Monsieur le président, monsieur le secrétaire d’État, monsieur le président de la commission, madame, monsieur les rapporteurs, mes chers collègues, les membres de la délégation sénatoriale aux entreprises – j’ai l’honneur de présider celle-ci – ne font pas un seul déplacement sur le terrain sans entendre les entreprises déplorer la complexité de l’administration et dénoncer son approche sourcilleuse, voire suspicieuse.
C’est pourquoi mon collègue Olivier Cadic et moi-même avons présenté un rapport intitulé Simplifier efficacement pour libérer les entreprises. À la suite de celui-ci, nous avons déposé plusieurs textes, dont une proposition de résolution qui appelait le Gouvernement « à orienter l’administration vers le service aux entreprises, notamment en donnant la priorité à la simplification », et à « passer d’une logique reposant sur la défiance […] à une logique fondée sur la confiance. »
Vous le voyez, le projet de loi qui nous est soumis aujourd’hui s’inspire largement des travaux de notre délégation. Nous ne pouvons que nous en féliciter.
La stratégie nationale d’orientation de l’action publique vers une société de confiance, annexée à l’article 1er, nous brosse le tableau d’un monde idéal, où l’administration facilitera enfin la vie des entreprises et leur fera a priori confiance. Nous rêvons, avec vous, monsieur le secrétaire d’État, que l’impulsion que veut donner ce texte soit suivie d’effets concrets.
Mais notre rêve ne va-t-il pas tourner court ? Par exemple, la prise en compte de la capacité financière du contribuable, proclamée dans cette annexe, ne trouve pas dans le texte de déclinaison concrète pour les entreprises.
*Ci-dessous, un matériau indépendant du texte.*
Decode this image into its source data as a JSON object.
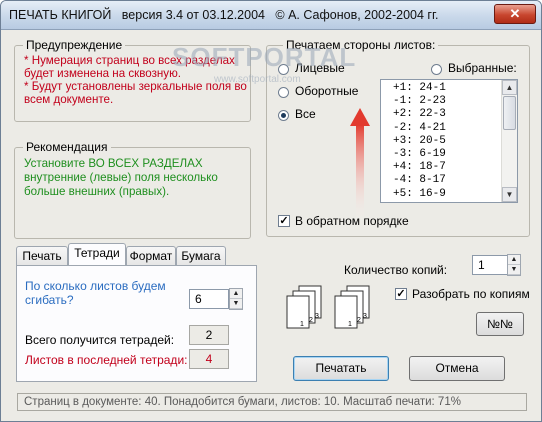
{
  "window": {
    "title": "ПЕЧАТЬ КНИГОЙ   версия 3.4 от 03.12.2004   © А. Сафонов, 2002-2004 гг.",
    "close_label": "✕"
  },
  "warning": {
    "title": "Предупреждение",
    "line1": "* Нумерация страниц во всех разделах",
    "line2": "будет изменена на сквозную.",
    "line3": "* Будут установлены зеркальные поля во",
    "line4": "всем документе."
  },
  "recommendation": {
    "title": "Рекомендация",
    "line1": "Установите ВО ВСЕХ РАЗДЕЛАХ",
    "line2": "внутренние (левые) поля несколько",
    "line3": "больше внешних (правых)."
  },
  "sides": {
    "title": "Печатаем стороны листов:",
    "options": [
      "Лицевые",
      "Оборотные",
      "Все"
    ],
    "selected_option": "Все",
    "selected_label": "Выбранные:",
    "list": [
      "+1: 24-1",
      "-1: 2-23",
      "+2: 22-3",
      "-2: 4-21",
      "+3: 20-5",
      "-3: 6-19",
      "+4: 18-7",
      "-4: 8-17",
      "+5: 16-9"
    ],
    "reverse_label": "В обратном порядке",
    "reverse_checked": true
  },
  "tabs": {
    "items": [
      "Печать",
      "Тетради",
      "Формат",
      "Бумага"
    ],
    "active": "Тетради"
  },
  "notebook": {
    "fold_question_line1": "По сколько листов будем",
    "fold_question_line2": "сгибать?",
    "fold_value": "6",
    "total_label": "Всего получится тетрадей:",
    "total_value": "2",
    "last_label": "Листов в последней тетради:",
    "last_value": "4"
  },
  "copies": {
    "label": "Количество копий:",
    "value": "1",
    "collate_label": "Разобрать по копиям",
    "collate_checked": true,
    "numbers_button": "№№",
    "stack_page_labels": [
      "1",
      "2",
      "3",
      "1",
      "2",
      "3"
    ]
  },
  "buttons": {
    "print": "Печатать",
    "cancel": "Отмена"
  },
  "status": {
    "text": "Страниц в документе: 40. Понадобится бумаги, листов: 10. Масштаб печати: 71%"
  },
  "watermark": {
    "text1": "SOFTPORTAL",
    "text2": "www.softportal.com"
  },
  "colors": {
    "warning_red": "#c2001b",
    "recommend_green": "#1f8f1f",
    "question_blue": "#2a6cc0",
    "arrow_red": "#e23a2e"
  }
}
De même, l’objectif de simplification affiché ne va pas assez loin : il faudrait s’assurer que la création d’une norme nouvelle entraînant une charge supplémentaire pour les entreprises s’accompagne de l’abrogation de normes représentant une charge au moins équivalente.
La délégation aux entreprises accompagne donc le changement d’état d’esprit que marque le texte, mais elle est lucide sur le caractère largement incantatoire de l’ensemble de ses dispositions.
Diverses mesures, apparemment séduisantes, sont décevantes à l’examen : prévoir que l’absence d’une pièce non essentielle dans un dossier ne peut pas conduire l’administration à suspendre l’examen de la demande, c’est bien, mais savoir pourquoi cette pièce est demandée par l’administration, alors qu’elle n’est pas essentielle, serait tout de même beaucoup mieux ! Consacrer la procédure du rescrit contrôle est sans doute utile, mais simplifier le code général des impôts le serait bien davantage. Et les rares surtranspositions sur lesquelles le texte revient, en matière environnementale, ont été introduites par ordonnances en août 2016 et janvier 2017. L’important est donc de trouver comment discipliner l’administration, plutôt que de rectifier après coup, ce qui nourrit l’instabilité législative.
En outre, de nombreuses avancées prévues par le texte sont soumises à des exclusions, des conditions ou des expérimentations qui en réduisent considérablement la portée. Ainsi, pour mettre en œuvre le principe « dites-le-nous une fois », votre texte ne propose qu’une expérimentation sur quatre ans et renvoie à un décret en Conseil d’État la délimitation du champ des données concernées. Or ce sont 10, 7 millions de pièces justificatives que l’administration sollicite chaque année. La simplification est donc urgente. L’expérimentation, réduite, est-elle à la hauteur de l’enjeu ?
Au total, la volonté du Gouvernement de faciliter la vie des entreprises apparaît bien timide.
Aussi, nous vous proposons d’aller plus loin, en soumettant l’administration à une évaluation régulière par les entreprises et en se donnant les moyens de simplifier le droit applicable aux entreprises. En Allemagne, le Nationaler Normenkontrollrat, le NKR, a permis d’alléger la charge administrative de 14 milliards d’euros en cinq ans. C’est pourquoi nous pensons que le plus efficace serait de charger un organe ad hoc d’améliorer le droit pour les entreprises et de procéder à la contre-expertise des études d’impact produites par l’administration.
Sur ces sujets, je veux féliciter le président et les rapporteurs de la commission spéciale pour leur démarche pragmatique, leur grande écoute et leur bon sens.
Pour conclure, mes chers collègues, faisons en sorte que ce texte soit vraiment utile aux entreprises, particulièrement aux plus petites d’entre elles.